McCarten’s understanding of the events of May 1940 shed light on an insight of the Resiha Rav, Rav Aharon Levine, on a verse in this week’s parsha. The Torah (22:27) prohibits people from cursing a leader. Rav Levine argues that people don’t just point out the obvious and evident flaws of leaders; they tend to exaggerate them. While leaders who sin and abuse their positions should certainly be held accountable, we must nonetheless be careful that our criticism of them is proportional to their offenses and mistakes. Otherwise, we chance scaring away good people from leadership positions and demoralizing people who already serve the community faithfully.
However, Rav Levine argues that this is not the worst part. Were people to limit their comments to evident flaws it would be one thing; what happens, though, is that people tend to search out and dig deep to find other flaws. In homiletic fashion, Rav Levine quotes the Gemara regarding chametz on Pesach. In Pesachim 5b it states that one should not see his own chametz on Pesach, but may see the chametz belonging to other people and to Gavoa (belonging to G-d). While this Gemara literally refers to ownership of chametz, Rav Levine applies it to our verse. People are unable to see the chametz (the bad they commit) in their own lives, but are very capable of it in others, especially in the “high” people, i.e., the leaders. And like during the search before Pesach to eradicate all traces of chametz from our houses, these people search every nook and cranny in leaders to find their chametz.
It is quoted in the name of the Baal Shem Tov that when somebody searches and identifies a particular flaw in another person it indicates the existence of that very flaw in the person who doing the searching. Churchill’s contemporaries found many flaws in him – a good number of which he had. Churchill was indeed a very complicated person. Yet, in respect to the obstinacy he was accused of in May 1940, it may be more appropriate to criticize his opponents. Churchill, despite his exterior resolve, was very cognizant of the military reality. He understood full well that England was in a precarious position, at best. It is, therefore, not surprising to learn that for a short while he entertained the possibility of negotiating with Germany, so long as he believed that the terms might be reasonable. However, upon realizing that reasonable terms would not be forthcoming, and understanding what surrender would entail, Churchill made the decision to fight on and inspired a nation to follow him.
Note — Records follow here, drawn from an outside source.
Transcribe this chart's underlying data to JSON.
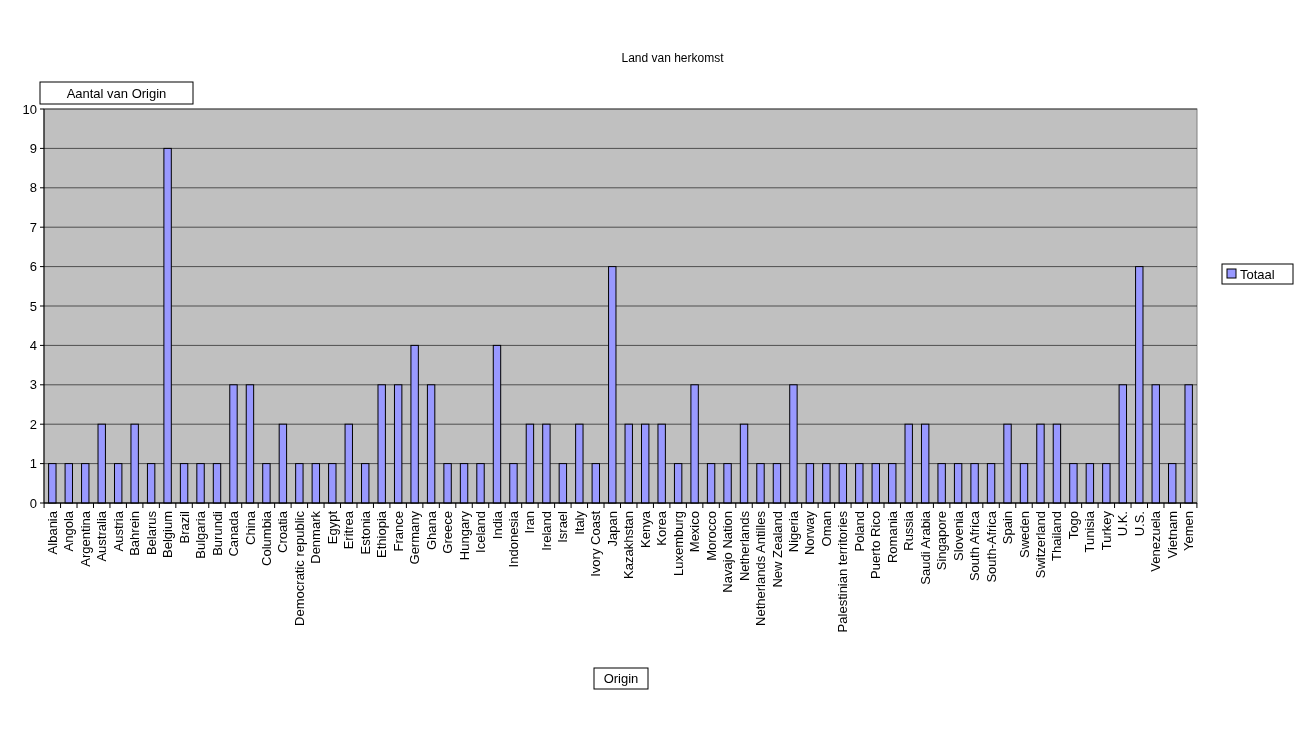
{
  "chart_data": {
    "type": "bar",
    "title": "Land van herkomst",
    "xlabel": "Origin",
    "ylabel": "Aantal van Origin",
    "categories": [
      "Albania",
      "Angola",
      "Argentina",
      "Australia",
      "Austria",
      "Bahrein",
      "Belarus",
      "Belgium",
      "Brazil",
      "Bulgaria",
      "Burundi",
      "Canada",
      "China",
      "Columbia",
      "Croatia",
      "Democratic republic",
      "Denmark",
      "Egypt",
      "Eritrea",
      "Estonia",
      "Ethiopia",
      "France",
      "Germany",
      "Ghana",
      "Greece",
      "Hungary",
      "Iceland",
      "India",
      "Indonesia",
      "Iran",
      "Ireland",
      "Israel",
      "Italy",
      "Ivory Coast",
      "Japan",
      "Kazakhstan",
      "Kenya",
      "Korea",
      "Luxemburg",
      "Mexico",
      "Morocco",
      "Navajo Nation",
      "Netherlands",
      "Netherlands Antilles",
      "New Zealand",
      "Nigeria",
      "Norway",
      "Oman",
      "Palestinian territories",
      "Poland",
      "Puerto Rico",
      "Romania",
      "Russia",
      "Saudi Arabia",
      "Singapore",
      "Slovenia",
      "South Africa",
      "South-Africa",
      "Spain",
      "Sweden",
      "Switzerland",
      "Thailand",
      "Togo",
      "Tunisia",
      "Turkey",
      "U.K.",
      "U.S.",
      "Venezuela",
      "Vietnam",
      "Yemen"
    ],
    "series": [
      {
        "name": "Totaal",
        "color": "#9999ff",
        "values": [
          1,
          1,
          1,
          2,
          1,
          2,
          1,
          9,
          1,
          1,
          1,
          3,
          3,
          1,
          2,
          1,
          1,
          1,
          2,
          1,
          3,
          3,
          4,
          3,
          1,
          1,
          1,
          4,
          1,
          2,
          2,
          1,
          2,
          1,
          6,
          2,
          2,
          2,
          1,
          3,
          1,
          1,
          2,
          1,
          1,
          3,
          1,
          1,
          1,
          1,
          1,
          1,
          2,
          2,
          1,
          1,
          1,
          1,
          2,
          1,
          2,
          2,
          1,
          1,
          1,
          3,
          6,
          3,
          1,
          3
        ]
      }
    ],
    "ylim": [
      0,
      10
    ],
    "yticks": [
      0,
      1,
      2,
      3,
      4,
      5,
      6,
      7,
      8,
      9,
      10
    ],
    "grid": "y",
    "legend": "right"
  }
}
Halifax, on the other hand, threatened his resignation several times if Churchill would not consider negotiations. While his motivation was sincere and a function of what he felt best for England’s survival, he found it difficult to consider Churchill’s point of view. If anyone demonstrated stubbornness and myopic vision at that time, it was Halifax. Fortunately, Churchill outmaneuvered Halifax and held firm, ultimately leading England during “her finest hour.”